Mitchell Black—originally from Oakland and now of Stockton—attended the event with his wife, Rhonda. The CARDIA study was not only the reason he attended the event, but also likely the reason he was alive to be there. While undergoing chemotherapy and radiation treatments for prostate cancer in 2010, Black was called in for another round of tests for CARDIA. His 25th test involved a chest scan.
“They found a mass on the main artery in my heart,” he said. “If it wasn’t for CARDIA, I wouldn’t have known about it. It saved my life.”
The CARDIA doctors told him to contact his personal doctor, and during a 9-hour surgery, his doctors found not only the 2.3-centimeter calcified mass the CARDIA scan had spotted, but a second one. Black eventually made a full recovery from both the surgery and the cancer.
During the last round of tests for CARDIA, Sidney personally let Black know he was now healthy again. “That put a personal touch to it,” Black said.
People in the study said CARDIA has not only improved their lives, and helped others who have benefitted from the research, but also serves as a regular reminder to avoid things that could damage their hearts.
Greg Morgado began CARDIA during his second year as a deputy with the Alameda County Sheriff’s Office. It’s a high stress job, so Morgado was already taking care to avoid the “cadet diet”: cigarettes, candy, alcohol and donuts. But since his own father died at 50 years old, Morgado wanted to find out more about what the future had in store for him and his heart.
The first exam “felt like a thousand questions,” he said. They wanted to know about his diet, exercise, stress levels and more. “I was hooked then,” Morgado said. “If it has to be answered every five years, I might as well take care of myself.”
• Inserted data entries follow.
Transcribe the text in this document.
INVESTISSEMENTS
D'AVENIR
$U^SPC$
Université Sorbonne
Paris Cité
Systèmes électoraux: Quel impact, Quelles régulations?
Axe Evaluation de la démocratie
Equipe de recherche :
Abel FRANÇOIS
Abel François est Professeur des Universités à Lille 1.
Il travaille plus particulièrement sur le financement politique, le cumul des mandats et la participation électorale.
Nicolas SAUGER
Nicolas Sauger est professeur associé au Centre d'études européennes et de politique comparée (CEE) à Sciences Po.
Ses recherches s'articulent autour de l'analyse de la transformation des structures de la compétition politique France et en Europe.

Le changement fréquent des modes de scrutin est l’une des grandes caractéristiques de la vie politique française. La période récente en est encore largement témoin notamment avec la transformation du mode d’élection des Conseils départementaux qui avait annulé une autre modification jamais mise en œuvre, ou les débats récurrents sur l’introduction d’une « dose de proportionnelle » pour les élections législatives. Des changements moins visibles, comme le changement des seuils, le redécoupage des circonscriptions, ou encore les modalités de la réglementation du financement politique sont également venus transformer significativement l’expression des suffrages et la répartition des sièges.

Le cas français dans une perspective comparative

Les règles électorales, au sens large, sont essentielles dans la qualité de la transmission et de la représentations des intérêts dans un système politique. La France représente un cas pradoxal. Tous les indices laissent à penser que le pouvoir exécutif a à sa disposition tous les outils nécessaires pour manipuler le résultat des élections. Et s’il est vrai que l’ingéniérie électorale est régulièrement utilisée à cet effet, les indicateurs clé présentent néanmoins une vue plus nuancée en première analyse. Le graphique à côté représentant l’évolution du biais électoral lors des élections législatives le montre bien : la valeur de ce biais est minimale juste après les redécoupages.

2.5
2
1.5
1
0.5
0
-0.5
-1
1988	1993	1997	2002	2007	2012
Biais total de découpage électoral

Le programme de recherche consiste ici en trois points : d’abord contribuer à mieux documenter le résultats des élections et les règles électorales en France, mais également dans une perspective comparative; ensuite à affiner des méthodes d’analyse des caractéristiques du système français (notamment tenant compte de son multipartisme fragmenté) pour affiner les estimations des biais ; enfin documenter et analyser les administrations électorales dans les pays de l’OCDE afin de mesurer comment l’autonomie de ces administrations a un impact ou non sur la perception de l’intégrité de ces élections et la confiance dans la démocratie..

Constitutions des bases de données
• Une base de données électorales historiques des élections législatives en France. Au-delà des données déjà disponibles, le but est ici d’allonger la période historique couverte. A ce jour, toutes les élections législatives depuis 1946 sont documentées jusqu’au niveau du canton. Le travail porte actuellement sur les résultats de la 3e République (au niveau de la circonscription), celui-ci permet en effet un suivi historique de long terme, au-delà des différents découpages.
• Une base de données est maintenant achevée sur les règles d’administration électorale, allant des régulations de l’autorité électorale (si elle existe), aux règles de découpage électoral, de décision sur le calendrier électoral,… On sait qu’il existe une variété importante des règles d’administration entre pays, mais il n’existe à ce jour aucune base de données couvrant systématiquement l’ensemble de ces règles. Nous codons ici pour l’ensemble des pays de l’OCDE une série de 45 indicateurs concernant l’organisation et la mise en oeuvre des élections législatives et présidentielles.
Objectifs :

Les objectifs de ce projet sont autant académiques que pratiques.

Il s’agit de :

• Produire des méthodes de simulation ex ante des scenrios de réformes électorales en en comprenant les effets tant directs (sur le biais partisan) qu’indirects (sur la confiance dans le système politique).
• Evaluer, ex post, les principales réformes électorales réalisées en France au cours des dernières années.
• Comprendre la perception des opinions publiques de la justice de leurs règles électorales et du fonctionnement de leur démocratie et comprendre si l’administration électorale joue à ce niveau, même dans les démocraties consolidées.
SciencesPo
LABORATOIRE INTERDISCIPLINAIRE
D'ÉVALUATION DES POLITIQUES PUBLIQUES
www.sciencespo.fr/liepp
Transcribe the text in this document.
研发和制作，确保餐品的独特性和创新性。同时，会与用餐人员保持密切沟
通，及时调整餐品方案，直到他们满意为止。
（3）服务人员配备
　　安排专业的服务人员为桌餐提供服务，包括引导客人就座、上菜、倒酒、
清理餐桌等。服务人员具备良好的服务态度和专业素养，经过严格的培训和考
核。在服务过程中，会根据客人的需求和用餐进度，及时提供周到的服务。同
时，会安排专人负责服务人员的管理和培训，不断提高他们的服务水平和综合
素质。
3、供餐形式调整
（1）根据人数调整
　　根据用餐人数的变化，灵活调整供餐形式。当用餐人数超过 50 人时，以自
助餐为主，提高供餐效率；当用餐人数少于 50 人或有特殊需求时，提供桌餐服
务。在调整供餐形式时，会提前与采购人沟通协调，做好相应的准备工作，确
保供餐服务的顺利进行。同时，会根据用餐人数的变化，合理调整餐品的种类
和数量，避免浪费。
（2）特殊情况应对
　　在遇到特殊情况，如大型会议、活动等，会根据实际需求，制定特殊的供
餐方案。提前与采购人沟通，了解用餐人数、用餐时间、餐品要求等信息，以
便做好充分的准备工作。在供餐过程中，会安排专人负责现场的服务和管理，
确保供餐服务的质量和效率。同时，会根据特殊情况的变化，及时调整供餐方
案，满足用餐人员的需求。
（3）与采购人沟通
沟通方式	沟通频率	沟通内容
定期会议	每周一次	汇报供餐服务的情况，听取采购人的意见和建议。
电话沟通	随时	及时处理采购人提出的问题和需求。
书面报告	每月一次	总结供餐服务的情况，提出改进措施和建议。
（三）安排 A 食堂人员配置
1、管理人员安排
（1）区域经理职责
Now a senior security event representative as at the Oakland Coliseum and Oracle Arena, Morgado might not be able to keep up with Steph Curry, but he’s healthy enough to feel like he’s part of a control group in the CARDIA study. He responds every time he receives a letter in the mail to come in for more information or more tests.
“They’re never really out of your life,” he said. “I think it’s valuable to participate.”